Il terzo e il quarto capitolo hanno invece considerato la novella. Il terzo ha messo a confronto Berecche e la guerra di Luigi Pirandello e Il volontariato di Torquemada di Paola Drigo, con la ricerca di possibili punti di contatto nel loro umorismo e lo studio del complesso rapporto dei padri con i figli giovanissimi destinati al fronte. Il quarto ha discusso i racconti Scherzi di guerra e L’intrusa di Amalia Guglielminetti, studiando uno sguardo critico sulla popolazione femminile coinvolta nel conflitto e notando in che maniera l’autrice abbia utilizzato l’umorismo per svincolarsi da un ruolo stereotipato di donna. Infine il quinto capitolo ha valutato il romanzo, allo scopo di descrivere due diversi sentimenti di inettitudine alla guerra. Quella di Rubè, creazione di Giuseppe Antonio Borgese, che pur presentando qualche elemento umoristico nella costruzione del personaggio è difficilmente collocabile all’interno della sfera del comico. E quella del bravo soldato Švejk, protagonista del romanzo di Hašek, unica incursione nella letteratura straniera, strappo doveroso in quanto narrazione emblematica della comicità eversiva e antimilitarista. Come si è accennato, i cinque capitoli sono autonomi e indipendenti fra loro nonostante l’argomento che li accomuna.
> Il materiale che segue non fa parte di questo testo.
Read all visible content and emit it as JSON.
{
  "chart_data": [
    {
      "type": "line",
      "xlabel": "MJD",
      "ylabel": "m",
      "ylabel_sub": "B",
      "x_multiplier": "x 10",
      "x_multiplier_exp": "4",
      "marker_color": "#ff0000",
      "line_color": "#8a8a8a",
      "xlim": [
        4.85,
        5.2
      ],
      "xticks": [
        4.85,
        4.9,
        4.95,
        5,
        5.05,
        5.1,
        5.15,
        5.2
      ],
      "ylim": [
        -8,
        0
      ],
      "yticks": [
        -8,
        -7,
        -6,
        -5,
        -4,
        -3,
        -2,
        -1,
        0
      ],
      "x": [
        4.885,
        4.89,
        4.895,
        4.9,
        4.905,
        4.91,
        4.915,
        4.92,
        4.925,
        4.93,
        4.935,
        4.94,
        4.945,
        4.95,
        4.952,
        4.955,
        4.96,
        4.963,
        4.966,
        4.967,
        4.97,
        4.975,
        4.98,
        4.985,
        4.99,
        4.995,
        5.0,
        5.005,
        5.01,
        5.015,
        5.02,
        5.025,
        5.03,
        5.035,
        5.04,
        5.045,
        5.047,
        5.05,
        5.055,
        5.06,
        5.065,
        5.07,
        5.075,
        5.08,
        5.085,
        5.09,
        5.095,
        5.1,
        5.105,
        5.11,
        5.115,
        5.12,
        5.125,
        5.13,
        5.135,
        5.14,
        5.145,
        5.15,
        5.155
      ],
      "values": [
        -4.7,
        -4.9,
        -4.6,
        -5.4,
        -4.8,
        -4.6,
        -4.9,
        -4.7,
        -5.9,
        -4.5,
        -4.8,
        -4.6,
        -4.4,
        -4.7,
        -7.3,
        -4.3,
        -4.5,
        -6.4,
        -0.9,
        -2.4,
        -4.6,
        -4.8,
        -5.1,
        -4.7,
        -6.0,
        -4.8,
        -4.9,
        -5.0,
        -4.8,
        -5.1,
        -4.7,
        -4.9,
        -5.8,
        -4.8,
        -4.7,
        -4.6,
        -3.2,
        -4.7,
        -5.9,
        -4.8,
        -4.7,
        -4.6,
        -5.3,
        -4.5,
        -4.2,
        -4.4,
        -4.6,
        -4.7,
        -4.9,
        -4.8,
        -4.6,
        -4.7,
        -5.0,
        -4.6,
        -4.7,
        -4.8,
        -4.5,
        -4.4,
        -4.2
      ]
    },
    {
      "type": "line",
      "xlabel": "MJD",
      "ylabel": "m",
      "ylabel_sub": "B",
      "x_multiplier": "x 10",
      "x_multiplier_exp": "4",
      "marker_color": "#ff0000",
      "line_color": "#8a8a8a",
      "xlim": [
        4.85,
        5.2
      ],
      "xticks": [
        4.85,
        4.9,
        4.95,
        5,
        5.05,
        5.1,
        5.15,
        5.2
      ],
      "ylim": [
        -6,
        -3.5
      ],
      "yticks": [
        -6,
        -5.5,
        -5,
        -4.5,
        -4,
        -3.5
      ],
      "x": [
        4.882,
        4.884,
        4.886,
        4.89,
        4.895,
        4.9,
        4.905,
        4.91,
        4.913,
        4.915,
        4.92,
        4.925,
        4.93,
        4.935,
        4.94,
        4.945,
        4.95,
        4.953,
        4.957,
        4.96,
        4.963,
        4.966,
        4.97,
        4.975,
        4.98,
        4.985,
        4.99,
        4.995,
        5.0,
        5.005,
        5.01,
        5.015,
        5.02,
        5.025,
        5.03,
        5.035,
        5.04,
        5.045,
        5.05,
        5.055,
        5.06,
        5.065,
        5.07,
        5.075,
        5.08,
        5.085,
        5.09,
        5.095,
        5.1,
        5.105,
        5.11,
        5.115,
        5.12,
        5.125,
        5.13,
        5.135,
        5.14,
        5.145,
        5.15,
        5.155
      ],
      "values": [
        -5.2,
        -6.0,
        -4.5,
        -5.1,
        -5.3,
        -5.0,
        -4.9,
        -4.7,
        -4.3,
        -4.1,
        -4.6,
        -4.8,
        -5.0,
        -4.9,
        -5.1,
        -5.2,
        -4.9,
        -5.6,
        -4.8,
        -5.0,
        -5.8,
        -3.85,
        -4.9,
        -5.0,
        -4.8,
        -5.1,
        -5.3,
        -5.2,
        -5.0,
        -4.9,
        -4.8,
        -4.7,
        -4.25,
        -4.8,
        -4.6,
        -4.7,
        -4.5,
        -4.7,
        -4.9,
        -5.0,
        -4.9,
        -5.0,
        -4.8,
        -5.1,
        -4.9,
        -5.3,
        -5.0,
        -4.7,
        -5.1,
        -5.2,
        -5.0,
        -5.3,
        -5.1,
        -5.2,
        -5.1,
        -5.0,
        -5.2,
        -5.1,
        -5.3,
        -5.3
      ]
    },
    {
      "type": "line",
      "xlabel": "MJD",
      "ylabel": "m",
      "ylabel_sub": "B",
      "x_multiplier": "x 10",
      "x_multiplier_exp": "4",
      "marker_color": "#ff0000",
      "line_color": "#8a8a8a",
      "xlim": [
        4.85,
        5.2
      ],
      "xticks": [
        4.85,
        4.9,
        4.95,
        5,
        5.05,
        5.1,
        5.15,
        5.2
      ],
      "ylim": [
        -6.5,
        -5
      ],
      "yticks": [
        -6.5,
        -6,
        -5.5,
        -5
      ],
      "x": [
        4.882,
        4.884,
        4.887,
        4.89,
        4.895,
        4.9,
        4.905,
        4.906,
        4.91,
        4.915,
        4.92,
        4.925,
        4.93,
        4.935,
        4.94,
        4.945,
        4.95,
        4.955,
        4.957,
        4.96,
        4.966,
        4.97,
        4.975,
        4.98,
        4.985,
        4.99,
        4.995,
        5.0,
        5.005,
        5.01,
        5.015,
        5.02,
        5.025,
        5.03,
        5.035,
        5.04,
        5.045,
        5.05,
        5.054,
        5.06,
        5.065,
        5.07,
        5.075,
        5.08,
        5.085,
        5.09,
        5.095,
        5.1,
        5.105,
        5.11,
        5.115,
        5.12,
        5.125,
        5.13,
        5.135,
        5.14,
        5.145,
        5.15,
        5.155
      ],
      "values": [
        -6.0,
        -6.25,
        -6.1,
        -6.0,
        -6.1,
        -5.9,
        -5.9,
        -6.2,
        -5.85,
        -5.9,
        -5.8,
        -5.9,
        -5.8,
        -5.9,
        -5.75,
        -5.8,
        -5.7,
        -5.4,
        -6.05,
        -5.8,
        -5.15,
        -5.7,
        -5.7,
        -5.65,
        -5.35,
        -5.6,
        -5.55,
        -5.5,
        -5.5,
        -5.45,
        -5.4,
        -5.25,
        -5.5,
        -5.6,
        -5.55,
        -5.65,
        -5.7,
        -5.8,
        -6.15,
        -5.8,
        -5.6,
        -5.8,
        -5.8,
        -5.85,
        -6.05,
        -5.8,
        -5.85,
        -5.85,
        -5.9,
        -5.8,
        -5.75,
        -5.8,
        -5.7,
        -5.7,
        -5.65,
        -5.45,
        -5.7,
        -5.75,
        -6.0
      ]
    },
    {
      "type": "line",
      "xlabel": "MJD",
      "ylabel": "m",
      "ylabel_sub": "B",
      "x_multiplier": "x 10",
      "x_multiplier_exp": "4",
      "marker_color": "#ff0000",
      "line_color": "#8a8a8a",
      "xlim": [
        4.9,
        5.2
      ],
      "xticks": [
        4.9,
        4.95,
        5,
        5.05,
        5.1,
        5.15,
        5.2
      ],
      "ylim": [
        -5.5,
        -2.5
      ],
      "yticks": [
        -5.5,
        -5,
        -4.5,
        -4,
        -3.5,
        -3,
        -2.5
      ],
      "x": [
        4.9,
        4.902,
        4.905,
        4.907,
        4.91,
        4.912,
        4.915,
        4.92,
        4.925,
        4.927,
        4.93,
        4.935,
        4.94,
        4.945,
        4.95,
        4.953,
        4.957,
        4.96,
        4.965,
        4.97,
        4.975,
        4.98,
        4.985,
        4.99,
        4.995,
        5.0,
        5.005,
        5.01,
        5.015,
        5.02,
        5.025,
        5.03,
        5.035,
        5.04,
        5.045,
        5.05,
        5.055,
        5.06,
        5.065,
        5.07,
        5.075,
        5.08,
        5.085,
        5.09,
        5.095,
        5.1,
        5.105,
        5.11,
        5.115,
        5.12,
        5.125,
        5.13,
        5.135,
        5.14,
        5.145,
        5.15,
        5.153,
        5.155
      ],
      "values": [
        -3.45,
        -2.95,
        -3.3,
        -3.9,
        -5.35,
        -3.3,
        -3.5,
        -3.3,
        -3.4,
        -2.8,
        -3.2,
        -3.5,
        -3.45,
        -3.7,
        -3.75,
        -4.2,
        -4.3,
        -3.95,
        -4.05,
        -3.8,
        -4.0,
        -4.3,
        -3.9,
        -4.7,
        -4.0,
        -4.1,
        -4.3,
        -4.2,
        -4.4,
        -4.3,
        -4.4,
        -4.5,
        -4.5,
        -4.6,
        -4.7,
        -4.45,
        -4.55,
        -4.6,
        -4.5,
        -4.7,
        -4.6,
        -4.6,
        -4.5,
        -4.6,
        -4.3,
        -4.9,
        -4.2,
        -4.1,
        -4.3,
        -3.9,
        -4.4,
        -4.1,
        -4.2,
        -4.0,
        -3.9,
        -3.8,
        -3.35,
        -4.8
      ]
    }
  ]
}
Ognuno costituisce un tema a sé e in tal senso l’obiettivo non è giungere ad una riflessione finale definitiva o alla dimostrazione di qualche ipotesi. La speranza è che dalla somma di queste letture critiche si intuisca la forza della comicità come stile per affrontare l’inconcepibilità del conflitto. Utile ad approfondire temi importanti legati all’immaginario e alla storia della Grande Guerra, come la propaganda, il ruolo della donna, il rapporto padre-figlio, l’incapacità dell’uomo dinanzi ad eventi troppo grandi, ma anche a conoscere i diversi significati e le ricche sfumature insite nella risata. Atto liberatorio e ribelle,

strumento di potere e di persuasione, sintomo di spaesamento e debolezza, estrema reazione di difesa dinanzi all’indicibile. In un’immagine diffusa nella letteratura classica Democrito è il filosofo che ride, divertito dalle azioni dei suoi concittadini, di cui non riesce ad afferrare gli affanni e le preoccupazioni. In una epistola falsamente attribuita a Ippocrate, il padre della medicina viene convocato dai cittadini di Abdera per interrogare il filosofo, sospettato di essere uscito di senno. Il dialogo tra Ippocrate e Democrito fa emergere la verità: quest’ultimo continua a ridere non perché folle, ma perché lucido e consapevole della follia di ciò che gli succede intorno. Il riso malinconico di Democrito ben si collega alla visione della tragicità del conflitto, proprio in quanto mezzo paradossalmente adatto a restituirne una rappresentazione letteraria fedele. La risata quindi come segnale denso di significati per narrare la realtà. È proprio questa densità che si è cercato di spiegare nelle pagine che seguono.